Navigating the World: A Jewish Lesson

Navigating the World: A Jewish Lesson

The article is titled The Shallowness of Men Who Won’t Sit by Women, but comes close to talking at the same time about the shallownness of women who complain about men who won’t sit by women. Writing in the Forward, Simon Yisrael Feuerman observes that

Today, customs and sentiment have disappeared and hardened into rigid belief. For some of us, one is either “allowed” or not “allowed” to sit next to a woman. One is expected to quote this halachic source or other to support his view.

Alternatively, the “laws” of feminisim clamor and compete for parity through equal claim on rectitude. A man is not “allowed” to not sit next to a woman. It is an “insult” on par with racism and it is not to be tolerated. It is all chapter and verse and no spirit.

I discussed the difficulties of living out one’s counter-cultural beliefs in Haredi Gaming the System. Feuerman offers an interesting history of the way Orthodox Jews once navigated the difficult course of being believers among semi-, non-, and other believers:

Time was that a recognizably Orthodox person in public transport was seen as a curio: a remnant from the Old World. He (most often a he) represented a sentiment, a gesture, perhaps holy or pious or quaint. In the face of the thickness of this identity, members of the public would, if not out of total belief, then out of sentiment, recede, sometimes with affection sometimes without, as in, “that guy doesn’t want to sit next to me — a woman? That’s interesting! He must be a holy man.” But now it seems that is no longer so.

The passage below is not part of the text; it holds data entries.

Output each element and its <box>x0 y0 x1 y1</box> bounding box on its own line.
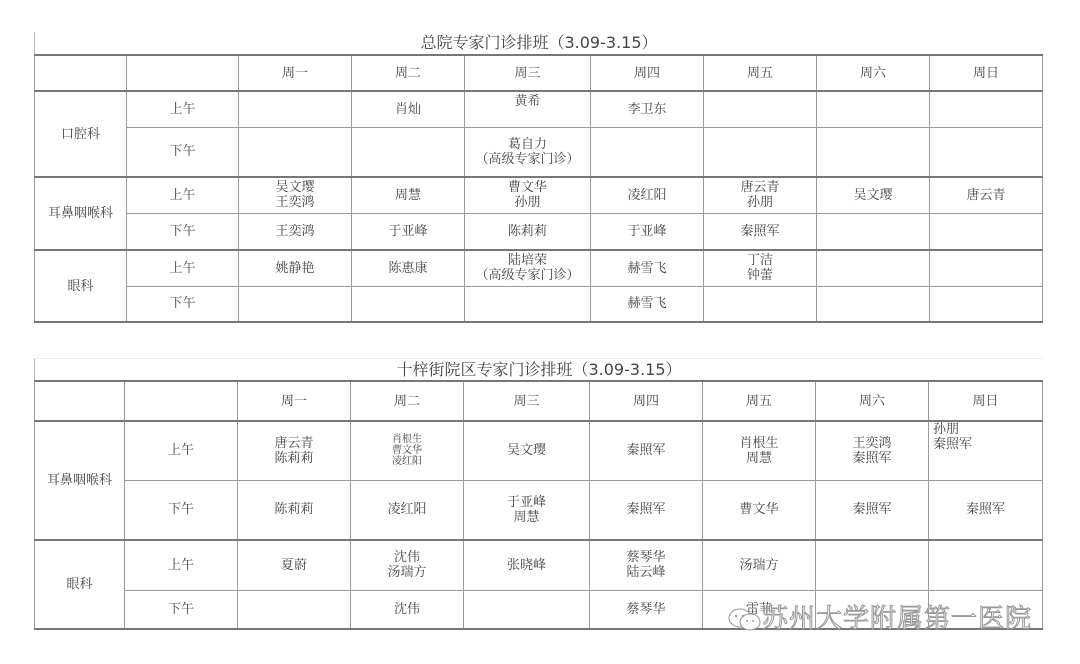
doctor-cell <box>239 286 352 322</box>
day-header: 周日 <box>929 381 1043 421</box>
day-header: 周三 <box>465 55 591 91</box>
doctor-cell: 黄希 <box>465 91 591 127</box>
doctor-cell <box>817 127 930 177</box>
schedule-table: 周一 周二 周三 周四 周五 周六 周日 耳鼻咽喉科 上午 唐云青 陈莉莉 肖根… <box>34 380 1043 630</box>
doctor-cell: 唐云青 <box>930 177 1043 213</box>
doctor-cell: 周慧 <box>352 177 465 213</box>
doctor-cell: 赫雪飞 <box>591 286 704 322</box>
doctor-cell: 秦照军 <box>704 213 817 250</box>
wechat-icon <box>728 607 762 633</box>
department-cell: 口腔科 <box>35 91 127 177</box>
doctor-cell <box>930 127 1043 177</box>
day-header: 周六 <box>817 55 930 91</box>
doctor-cell <box>930 213 1043 250</box>
schedule-table: 周一 周二 周三 周四 周五 周六 周日 口腔科 上午 肖灿 黄希 李卫东 下午… <box>34 54 1043 323</box>
doctor-cell: 张晓峰 <box>464 540 590 590</box>
day-header: 周三 <box>464 381 590 421</box>
doctor-cell: 汤瑞方 <box>703 540 816 590</box>
doctor-cell <box>817 250 930 286</box>
session-cell: 下午 <box>125 480 238 540</box>
header-row: 周一 周二 周三 周四 周五 周六 周日 <box>35 381 1043 421</box>
doctor-cell <box>817 286 930 322</box>
doctor-cell <box>464 590 590 629</box>
table-row: 口腔科 上午 肖灿 黄希 李卫东 <box>35 91 1043 127</box>
day-header: 周六 <box>816 381 929 421</box>
doctor-cell: 秦照军 <box>590 421 703 480</box>
doctor-cell: 凌红阳 <box>591 177 704 213</box>
doctor-cell: 陈莉莉 <box>465 213 591 250</box>
doctor-cell: 唐云青 孙朋 <box>704 177 817 213</box>
doctor-cell <box>929 540 1043 590</box>
doctor-cell: 唐云青 陈莉莉 <box>238 421 351 480</box>
doctor-cell: 秦照军 <box>590 480 703 540</box>
doctor-cell: 秦照军 <box>929 480 1043 540</box>
doctor-cell <box>238 590 351 629</box>
doctor-cell <box>704 286 817 322</box>
doctor-cell <box>704 91 817 127</box>
doctor-cell: 蔡琴华 <box>590 590 703 629</box>
watermark-text: 苏州大学附属第一医院 <box>762 604 1032 634</box>
doctor-cell: 吴文璎 <box>817 177 930 213</box>
table-row: 耳鼻咽喉科 上午 唐云青 陈莉莉 肖根生 曹文华 凌红阳 吴文璎 秦照军 肖根生… <box>35 421 1043 480</box>
doctor-cell: 凌红阳 <box>351 480 464 540</box>
table-row: 下午 葛自力 （高级专家门诊） <box>35 127 1043 177</box>
day-header: 周四 <box>590 381 703 421</box>
doctor-cell: 李卫东 <box>591 91 704 127</box>
header-row: 周一 周二 周三 周四 周五 周六 周日 <box>35 55 1043 91</box>
doctor-cell <box>930 91 1043 127</box>
doctor-cell: 王奕鸿 秦照军 <box>816 421 929 480</box>
doctor-cell <box>239 91 352 127</box>
corner-cell <box>127 55 239 91</box>
session-cell: 上午 <box>125 540 238 590</box>
day-header: 周二 <box>351 381 464 421</box>
corner-cell <box>125 381 238 421</box>
doctor-cell: 于亚峰 <box>591 213 704 250</box>
doctor-cell: 蔡琴华 陆云峰 <box>590 540 703 590</box>
doctor-cell: 丁洁 钟蕾 <box>704 250 817 286</box>
table-row: 眼科 上午 夏蔚 沈伟 汤瑞方 张晓峰 蔡琴华 陆云峰 汤瑞方 <box>35 540 1043 590</box>
doctor-cell: 于亚峰 <box>352 213 465 250</box>
doctor-cell: 葛自力 （高级专家门诊） <box>465 127 591 177</box>
doctor-cell: 陈惠康 <box>352 250 465 286</box>
day-header: 周四 <box>591 55 704 91</box>
session-cell: 上午 <box>125 421 238 480</box>
session-cell: 下午 <box>127 213 239 250</box>
doctor-cell: 曹文华 孙朋 <box>465 177 591 213</box>
doctor-cell <box>352 127 465 177</box>
doctor-cell <box>817 91 930 127</box>
day-header: 周一 <box>238 381 351 421</box>
session-cell: 下午 <box>125 590 238 629</box>
day-header: 周五 <box>704 55 817 91</box>
doctor-cell: 秦照军 <box>816 480 929 540</box>
doctor-cell: 吴文璎 <box>464 421 590 480</box>
table-row: 下午 陈莉莉 凌红阳 于亚峰 周慧 秦照军 曹文华 秦照军 秦照军 <box>35 480 1043 540</box>
session-cell: 上午 <box>127 250 239 286</box>
table-title: 总院专家门诊排班（3.09-3.15） <box>34 32 1043 54</box>
doctor-cell <box>816 540 929 590</box>
doctor-cell <box>591 127 704 177</box>
doctor-cell: 沈伟 汤瑞方 <box>351 540 464 590</box>
day-header: 周一 <box>239 55 352 91</box>
department-cell: 耳鼻咽喉科 <box>35 177 127 250</box>
doctor-cell: 于亚峰 周慧 <box>464 480 590 540</box>
session-cell: 下午 <box>127 286 239 322</box>
day-header: 周二 <box>352 55 465 91</box>
day-header: 周五 <box>703 381 816 421</box>
doctor-cell <box>817 213 930 250</box>
watermark: 苏州大学附属第一医院 <box>728 598 1032 635</box>
doctor-cell: 赫雪飞 <box>591 250 704 286</box>
doctor-cell <box>930 250 1043 286</box>
doctor-cell: 肖根生 周慧 <box>703 421 816 480</box>
doctor-cell: 肖根生 曹文华 凌红阳 <box>351 421 464 480</box>
session-cell: 上午 <box>127 91 239 127</box>
table-row: 下午 王奕鸿 于亚峰 陈莉莉 于亚峰 秦照军 <box>35 213 1043 250</box>
table-row: 眼科 上午 姚静艳 陈惠康 陆培荣 （高级专家门诊） 赫雪飞 丁洁 钟蕾 <box>35 250 1043 286</box>
table-title: 十梓街院区专家门诊排班（3.09-3.15） <box>34 358 1043 381</box>
doctor-cell: 吴文璎 王奕鸿 <box>239 177 352 213</box>
doctor-cell: 夏蔚 <box>238 540 351 590</box>
table-row: 下午 赫雪飞 <box>35 286 1043 322</box>
department-cell: 耳鼻咽喉科 <box>35 421 125 540</box>
doctor-cell: 王奕鸿 <box>239 213 352 250</box>
department-cell: 眼科 <box>35 250 127 322</box>
corner-cell <box>35 55 127 91</box>
department-cell: 眼科 <box>35 540 125 629</box>
doctor-cell: 陈莉莉 <box>238 480 351 540</box>
doctor-cell: 肖灿 <box>352 91 465 127</box>
doctor-cell: 沈伟 <box>351 590 464 629</box>
doctor-cell <box>239 127 352 177</box>
corner-cell <box>35 381 125 421</box>
session-cell: 上午 <box>127 177 239 213</box>
doctor-cell: 陆培荣 （高级专家门诊） <box>465 250 591 286</box>
day-header: 周日 <box>930 55 1043 91</box>
doctor-cell <box>465 286 591 322</box>
doctor-cell <box>704 127 817 177</box>
session-cell: 下午 <box>127 127 239 177</box>
doctor-cell: 曹文华 <box>703 480 816 540</box>
table-row: 耳鼻咽喉科 上午 吴文璎 王奕鸿 周慧 曹文华 孙朋 凌红阳 唐云青 孙朋 吴文… <box>35 177 1043 213</box>
doctor-cell <box>930 286 1043 322</box>
doctor-cell: 姚静艳 <box>239 250 352 286</box>
doctor-cell: 孙朋 秦照军 <box>929 421 1043 480</box>
doctor-cell <box>352 286 465 322</box>
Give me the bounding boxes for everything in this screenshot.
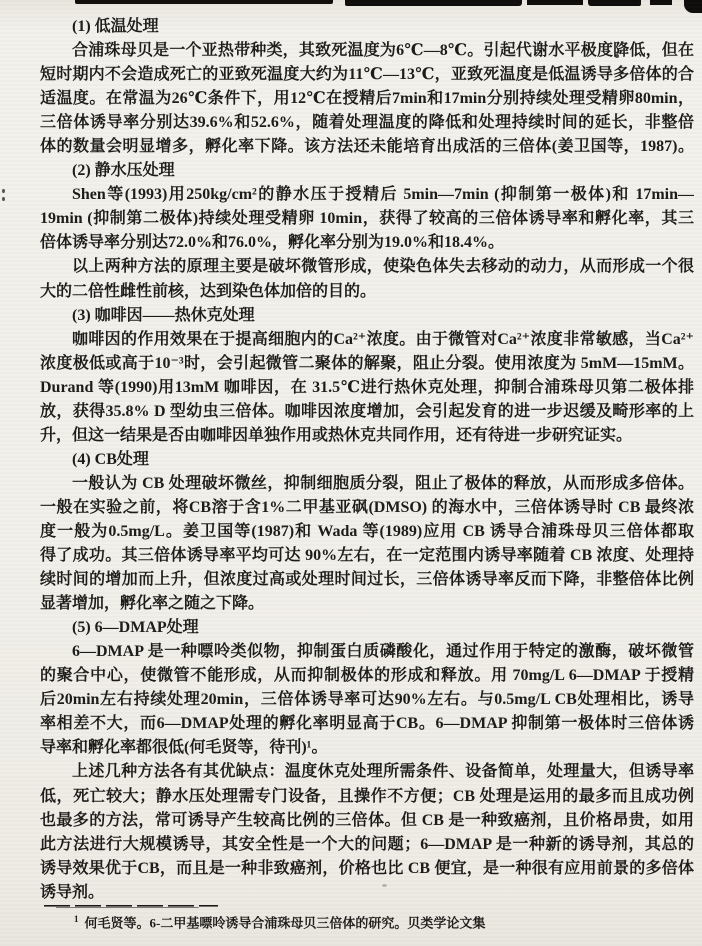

There was a kind of silent agreement among all Jews of the last century for observant folk to soften hard issues of doctrine and belief in the face of general custom and sentiment and for the less observant to soften and respect them as well. An Orthodox man might shake hands with a woman, if that were the custom or might not, but it would not be an occasion for either party to militantly protest. A pious man would certainly not obstruct a bus, train or plane over something like this. A pious man would not be prevented from talking to God or studying his Talmud or reciting his Tehillim on the subway.

Parallel to observance of the law, there was a profound ethic of modesty and menschlicheit inherited from his forebears in the sense of being attuned to the world outside — a belief perhaps that human existence in a civil society was a serious matter that in some ways had to live side by side with doctrine. There was finally an easy oscillation between being both narrow and broad, worldly and parochial. The Jew was finally alone, but still tried very much connected with the world.

These are, of course, matters that Christians are increasingly having to navigate, though many don’t want to navigate them at all. Some of our brethren like the “obstruct the flight till we get our way” option and others the “don’t act like a believer in public” option.